We spent six weeks in Crete earlier this year (21 March - 30 April) and in our opinion would make an ideal winter destination especially for the loners/isolationists. The south of Crete is ideally suited for people whole like to get away from it all. There are a few all year campsites but the are on the expensive side.

It is not a cheap option, if you are on a limited budget it's not for you. Prices have risen sharply in Greece recently. Diesel went up €0.32 per litre while we were there from early Jan to late April.

The cost of the ferries can be kept down by using the short sea crossing from Bari/Brindisi to Igoumenitsa and the Minoan Lines day sailings from Piraeus to Heraklion on Crete.

Officially "camping on board" runs from April 1st until Oct 31st but Ventouris Ferries, Agoudimos Lines and Endeavor Lines will allow you to sleep in your vans on the night sailings on the short sea crossings. Don't contact the head office of these ferry companies because they won't admit it.

Ventouris Lines Bari to Igoumenitsa.

Agoudimos Lines Brindisi to Igoumenitsa

Endeavor Lines Brindisi to Igoumenitsa/Patras

Full details of these ferries can be found at http://www.ferries.gr/

For details of the Minoan Lines day sailings see http://www2.minoan.gr/index.asp?a_id=608

Superfast Ferries also run a day sailing but only one way from Piraeus to Heraklion you have to use a night sailing on the inward leg.

For those wishing to drive overland to Greece it is a fairly straight forward drive without leaving the EU. One has to consider the weather when driving overland in the winter.

Full details of our tour of Crete can be found HERE

Safe travelling.

Don


----------



## rexos (Oct 16, 2006)

Thank you Don,
Thanks also for your help in previous years to Greece.
Hope you are in good health?
Just made a brief note on another thread regarding our 3 weeks trip to Stoupa,( instead of going to Thassos)
Best wishes from Immingham Container Port........
Regards, Rex


----------



## LandCruiser (Feb 12, 2006)

Having also been in Crete this Spring, we came to a similar conclusion in that it would make an ideal Winter destination, albeit perhaps the cost of the double ferry journey each way has something to do with the lack of motorhomers on the island?
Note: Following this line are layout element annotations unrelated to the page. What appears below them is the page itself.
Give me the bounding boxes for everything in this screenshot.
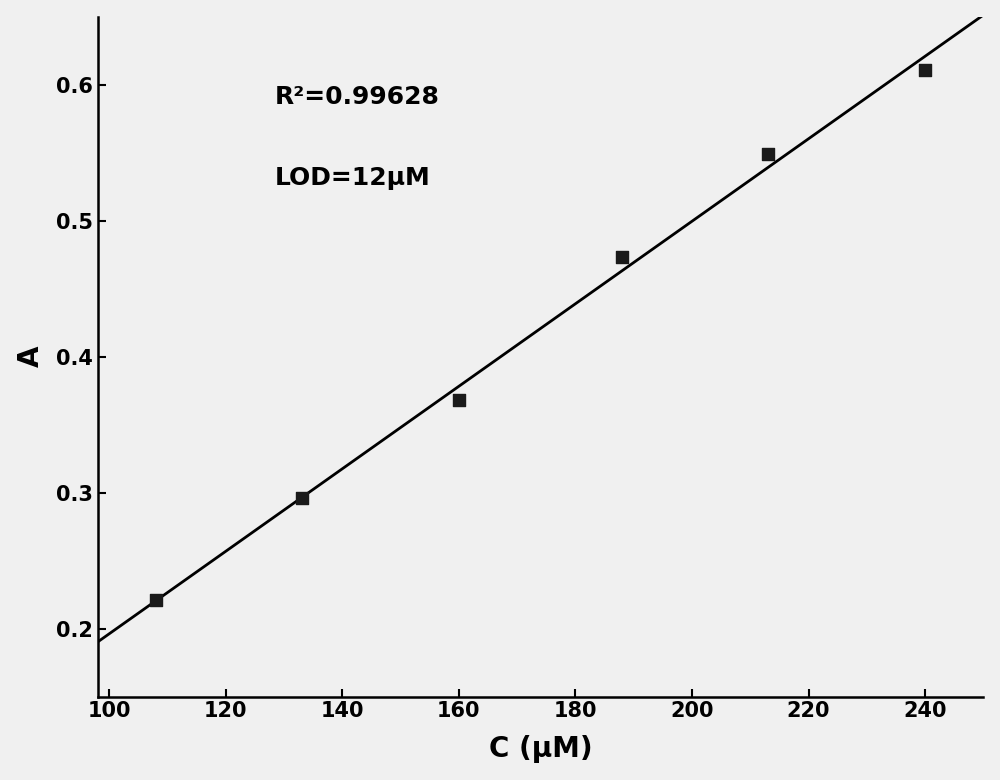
Point <box>148 594 164 606</box>
Point <box>760 147 776 160</box>
Point <box>451 394 467 406</box>
Point <box>917 63 933 76</box>
Point <box>294 492 310 505</box>
Text: LOD=12μM: LOD=12μM <box>275 166 431 190</box>
Point <box>614 251 630 264</box>
Text: R²=0.99628: R²=0.99628 <box>275 85 440 108</box>
X-axis label: C (μM): C (μM) <box>489 736 592 764</box>
Y-axis label: A: A <box>17 346 45 367</box>
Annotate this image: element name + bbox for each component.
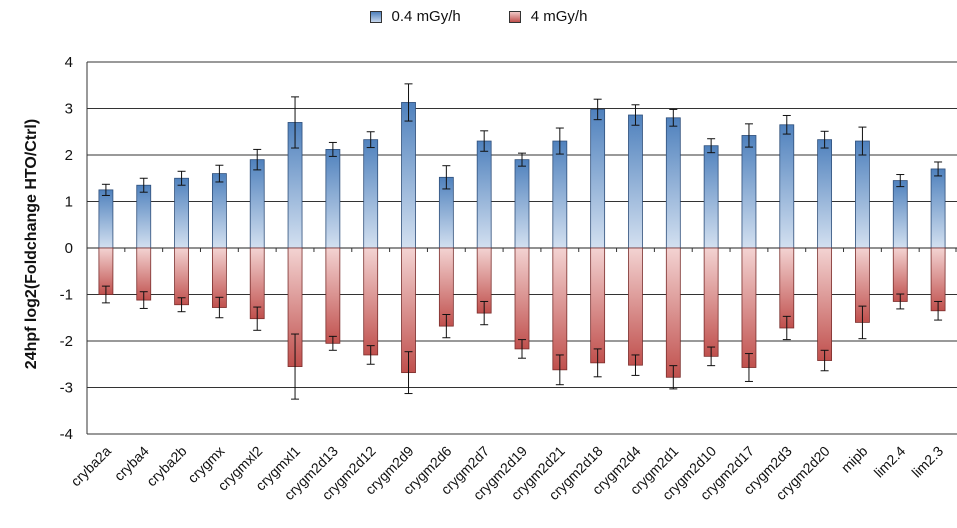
bar-low-dose-crygm2d12: [363, 139, 379, 249]
bar-low-dose-crygm2d1: [665, 117, 681, 249]
y-tick-label: -1: [60, 287, 73, 304]
y-tick-label: -3: [60, 380, 73, 397]
legend-item-series-2: 4 mGy/h: [508, 8, 588, 25]
legend-label-series-1: 0.4 mGy/h: [391, 8, 461, 25]
x-tick-label: lim2.3: [908, 443, 946, 481]
y-tick-label: 3: [65, 101, 73, 118]
bar-high-dose-crygm2d12: [363, 247, 379, 356]
bar-high-dose-crygm2d4: [628, 247, 643, 366]
bar-high-dose-crygm2d18: [590, 247, 606, 364]
bar-low-dose-lim2.3: [930, 168, 946, 249]
y-tick-label: 1: [65, 194, 73, 211]
legend-swatch-series-1: [369, 10, 382, 23]
bar-low-dose-crygmxl2: [249, 159, 265, 249]
bar-high-dose-crygm2d1: [665, 247, 681, 378]
x-tick-label: cryba2b: [143, 443, 190, 490]
bar-low-dose-crygm2d20: [817, 139, 833, 249]
bar-high-dose-cryba2b: [174, 247, 189, 306]
tick-labels: 43210-1-2-3-4cryba2acryba4cryba2bcrygmxc…: [60, 54, 947, 503]
y-tick-label: 0: [65, 240, 73, 257]
x-tick-label: cryba2a: [67, 443, 114, 490]
bar-low-dose-crygmx: [211, 173, 227, 249]
y-tick-label: -2: [60, 333, 73, 350]
y-tick-label: 2: [65, 147, 73, 164]
bar-low-dose-crygm2d13: [325, 149, 341, 249]
bar-low-dose-cryba4: [136, 184, 152, 249]
bar-low-dose-crygm2d4: [628, 114, 643, 249]
bar-high-dose-crygm2d13: [325, 247, 341, 344]
legend-item-series-1: 0.4 mGy/h: [369, 8, 461, 25]
bars: [98, 83, 946, 400]
legend: 0.4 mGy/h 4 mGy/h: [0, 8, 957, 25]
bar-low-dose-crygm2d18: [590, 109, 606, 249]
y-tick-label: 4: [65, 54, 73, 71]
bar-high-dose-crygm2d10: [703, 247, 719, 357]
bar-low-dose-mipb: [855, 140, 870, 249]
x-tick-label: lim2.4: [871, 443, 909, 481]
bar-low-dose-lim2.4: [892, 180, 908, 249]
bar-low-dose-crygm2d17: [741, 135, 757, 249]
bar-high-dose-crygm2d20: [817, 247, 833, 361]
y-tick-label: -4: [60, 426, 73, 443]
bar-low-dose-crygm2d7: [476, 140, 492, 249]
legend-label-series-2: 4 mGy/h: [530, 8, 588, 25]
legend-swatch-series-2: [508, 10, 521, 23]
bar-high-dose-crygm2d19: [514, 247, 530, 350]
x-tick-label: mipb: [838, 443, 871, 476]
bar-low-dose-cryba2b: [174, 177, 189, 249]
bar-high-dose-crygm2d17: [741, 247, 757, 368]
bar-low-dose-crygm2d3: [779, 124, 795, 249]
bar-low-dose-crygm2d10: [703, 145, 719, 249]
bar-low-dose-crygm2d21: [552, 140, 568, 249]
bar-low-dose-crygm2d9: [401, 102, 416, 249]
bar-high-dose-lim2.4: [892, 247, 908, 302]
bar-high-dose-crygm2d21: [552, 247, 568, 371]
bar-low-dose-cryba2a: [98, 189, 114, 249]
bar-low-dose-crygm2d19: [514, 159, 530, 249]
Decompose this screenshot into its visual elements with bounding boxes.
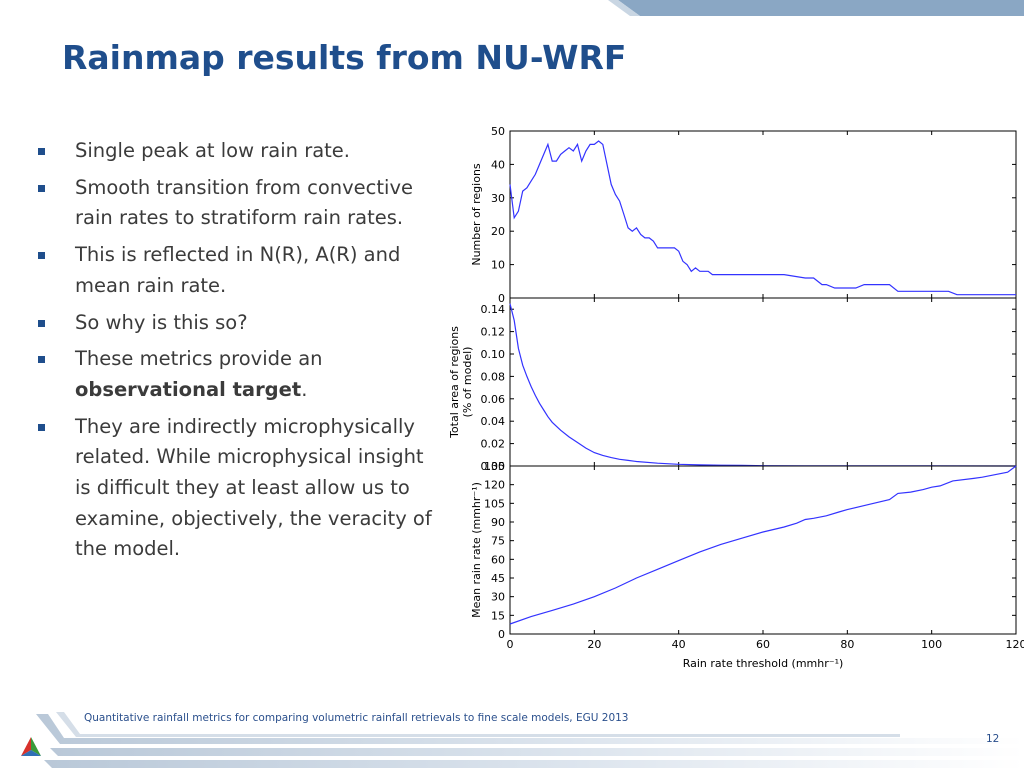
y-tick-label: 0.04 [481,415,506,428]
plot-frame-3 [509,465,1017,635]
y-tick-label: 105 [484,497,505,510]
bullet-text-pre: These metrics provide an [75,347,323,371]
data-series-line-2 [509,303,1017,467]
y-tick-label: 75 [491,535,505,548]
y-tick-label: 60 [491,553,505,566]
square-bullet-icon [38,356,45,364]
y-tick-label: 0.14 [481,303,506,316]
y-tick-label: 90 [491,516,505,529]
plot-frame-2 [509,297,1017,467]
top-accent-bar [608,0,1024,16]
bullet-text: They are indirectly microphysically rela… [75,414,432,561]
footer-decoration [36,712,1024,768]
data-series-line-1 [509,140,1016,296]
y-tick-label: 30 [491,591,505,604]
bullet-text: Single peak at low rain rate. [75,139,350,162]
y-axis-label: Total area of regions(% of model) [448,326,474,439]
y-tick-label: 45 [491,572,505,585]
y-tick-label: 0.00 [481,460,506,473]
data-series-line-3 [509,465,1017,625]
y-tick-label: 30 [491,192,505,205]
y-tick-label: 0 [498,628,505,641]
bullet-text: Smooth transition from convective rain r… [75,175,413,230]
y-tick-label: 120 [484,479,505,492]
square-bullet-icon [38,423,45,431]
x-tick-label: 40 [672,638,686,651]
x-tick-label: 120 [1006,638,1024,651]
y-tick-label: 50 [491,125,505,138]
bullet-item: This is reflected in N(R), A(R) and mean… [36,240,436,301]
bullet-item: So why is this so? [36,308,436,339]
y-tick-label: 0 [498,292,505,305]
bullet-item: These metrics provide an observational t… [36,344,436,405]
slide-title: Rainmap results from NU-WRF [62,38,627,77]
argonne-logo-icon [21,737,41,756]
bullet-text: This is reflected in N(R), A(R) and mean… [75,243,401,297]
bullet-item: They are indirectly microphysically rela… [36,412,436,566]
bullet-item: Smooth transition from convective rain r… [36,173,436,234]
y-tick-label: 10 [491,259,505,272]
x-tick-label: 100 [921,638,942,651]
y-tick-label: 0.02 [481,438,506,451]
x-tick-label: 0 [507,638,514,651]
y-tick-label: 15 [491,609,505,622]
square-bullet-icon [38,252,45,260]
y-tick-label: 20 [491,225,505,238]
x-axis-label: Rain rate threshold (mmhr⁻¹) [683,657,844,670]
y-tick-label: 135 [484,460,505,473]
square-bullet-icon [38,184,45,192]
y-tick-label: 0.12 [481,326,506,339]
y-axis-label: Number of regions [470,163,483,266]
y-tick-label: 0.08 [481,370,506,383]
page-number: 12 [986,733,1000,745]
bullet-text-bold: observational target [75,377,302,401]
square-bullet-icon [38,319,45,327]
rain-metrics-chart: 0 10 20 30 40 50 Number of regions 0.00 0.02 0.04… [448,125,1024,670]
bullet-text-post: . [301,377,308,401]
bullet-text: So why is this so? [75,310,248,334]
y-axis-label: Mean rain rate (mmhr⁻¹) [470,482,483,618]
bullet-item: Single peak at low rain rate. [36,136,436,167]
y-tick-label: 40 [491,158,505,171]
y-tick-label: 0.10 [481,348,506,361]
x-tick-label: 60 [756,638,770,651]
x-tick-label: 80 [840,638,854,651]
plot-frame-1 [509,130,1017,299]
square-bullet-icon [38,148,45,155]
footer-citation: Quantitative rainfall metrics for compar… [84,712,629,724]
bullet-list: Single peak at low rain rate. Smooth tra… [36,136,436,571]
x-tick-label: 20 [587,638,601,651]
y-tick-label: 0.06 [481,393,506,406]
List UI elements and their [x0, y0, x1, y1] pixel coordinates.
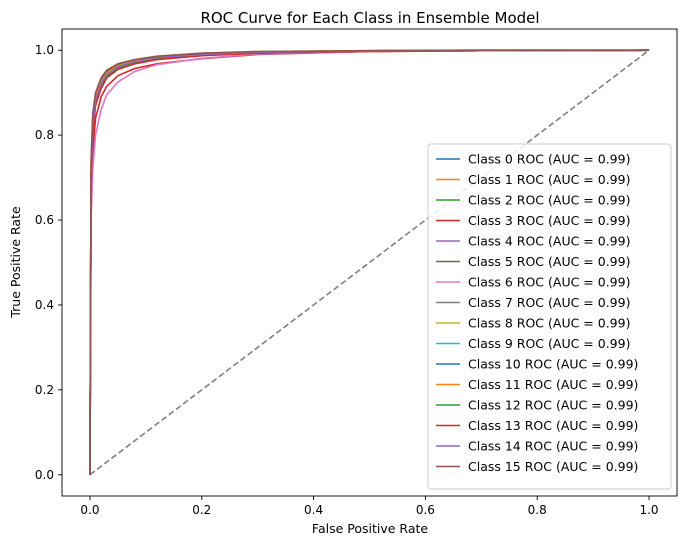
plot-area-frame [61, 28, 678, 497]
x-axis-label: False Positive Rate [312, 521, 428, 536]
y-axis-label: True Positive Rate [8, 206, 23, 319]
x-axis-ticks: 0.0 0.2 0.4 0.6 0.8 1.0 [80, 496, 659, 517]
chance-diagonal-line [89, 49, 650, 476]
y-tick-label: 1.0 [35, 43, 54, 57]
legend-label-class-10: Class 10 ROC (AUC = 0.99) [468, 357, 638, 372]
x-tick-label: 0.4 [304, 503, 323, 517]
roc-lines [89, 49, 650, 476]
legend-label-class-3: Class 3 ROC (AUC = 0.99) [468, 213, 630, 228]
legend-label-class-2: Class 2 ROC (AUC = 0.99) [468, 193, 630, 208]
x-tick-label: 0.8 [528, 503, 547, 517]
y-axis-ticks: 0.0 0.2 0.4 0.6 0.8 1.0 [35, 43, 62, 482]
x-tick-label: 0.0 [80, 503, 99, 517]
y-tick-label: 0.2 [35, 383, 54, 397]
x-tick-label: 0.2 [192, 503, 211, 517]
legend-label-class-13: Class 13 ROC (AUC = 0.99) [468, 418, 638, 433]
legend-label-class-4: Class 4 ROC (AUC = 0.99) [468, 234, 630, 249]
x-tick-label: 1.0 [639, 503, 658, 517]
legend-label-class-14: Class 14 ROC (AUC = 0.99) [468, 439, 638, 454]
legend-frame [427, 143, 672, 490]
legend-label-class-8: Class 8 ROC (AUC = 0.99) [468, 316, 630, 331]
y-tick-label: 0.6 [35, 213, 54, 227]
legend-label-class-6: Class 6 ROC (AUC = 0.99) [468, 275, 630, 290]
chart-legend: Class 0 ROC (AUC = 0.99) Class 1 ROC (AUC… [427, 143, 672, 490]
x-tick-label: 0.6 [416, 503, 435, 517]
legend-label-class-5: Class 5 ROC (AUC = 0.99) [468, 254, 630, 269]
y-tick-label: 0.4 [35, 298, 54, 312]
chart-title: ROC Curve for Each Class in Ensemble Mod… [200, 9, 539, 27]
legend-label-class-9: Class 9 ROC (AUC = 0.99) [468, 336, 630, 351]
legend-label-class-7: Class 7 ROC (AUC = 0.99) [468, 295, 630, 310]
legend-label-class-1: Class 1 ROC (AUC = 0.99) [468, 172, 630, 187]
legend-label-class-11: Class 11 ROC (AUC = 0.99) [468, 377, 638, 392]
legend-label-class-0: Class 0 ROC (AUC = 0.99) [468, 152, 630, 167]
legend-label-class-12: Class 12 ROC (AUC = 0.99) [468, 398, 638, 413]
roc-line-class-15 [89, 49, 650, 475]
legend-label-class-15: Class 15 ROC (AUC = 0.99) [468, 459, 638, 474]
y-tick-label: 0.8 [35, 128, 54, 142]
y-tick-label: 0.0 [35, 468, 54, 482]
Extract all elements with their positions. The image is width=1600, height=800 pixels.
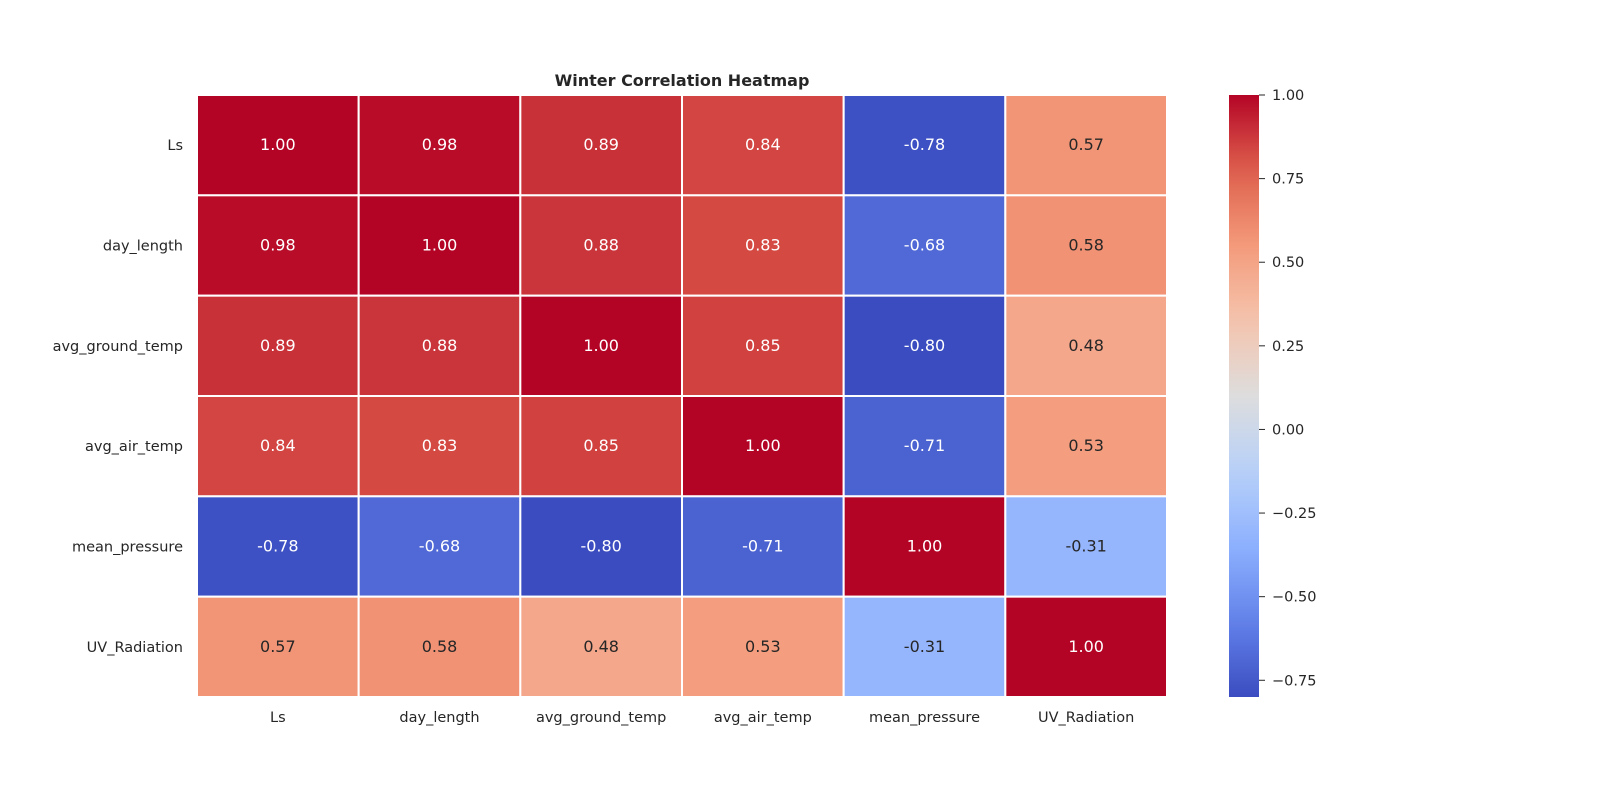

Speaking with two of the campsite owners on the South coast, it's clear the weather generally behaves itself during the winter months (one commented on Northern Europeans' fascination with daily weather forecasts - something most Cretans don't bother with "as the sun usually shines, it may rain, it may be windy, but next day will always be sunny !!"

We stayed mainly on campsites (8M mh towing a Smart on trailer!) all around the island, with just a few nights "wild" camping. Whilst agreeing the campsites aren't over cheap (most came in c. €15-€20) discounting is available for longer stays, so suspect this won't be a problem with the few all-year sites. "Off" season, "wild" camping is not an issue, despite the law in Greece, even the Cretan campsite owners seemed happy it occurs as it brings in more tourists !

For ferries, we would also thoroughly recommend the 6.5 hour "mid-day" Minoan sailing from/to Piraeus - you just have to be timing-selective when travelling in shoulder-seasons, because this is not a "daily" frequency sailing.

Overall, Crete was a brilliant touring experience in mid-April to end-June, it rained but twice in this time ! We sailed from Piraeus for a 3 week stay - and eventually returned, truly "laid-back" in Cretan style, some 7 weeks' later !! We just have to return !!

Brian.


----------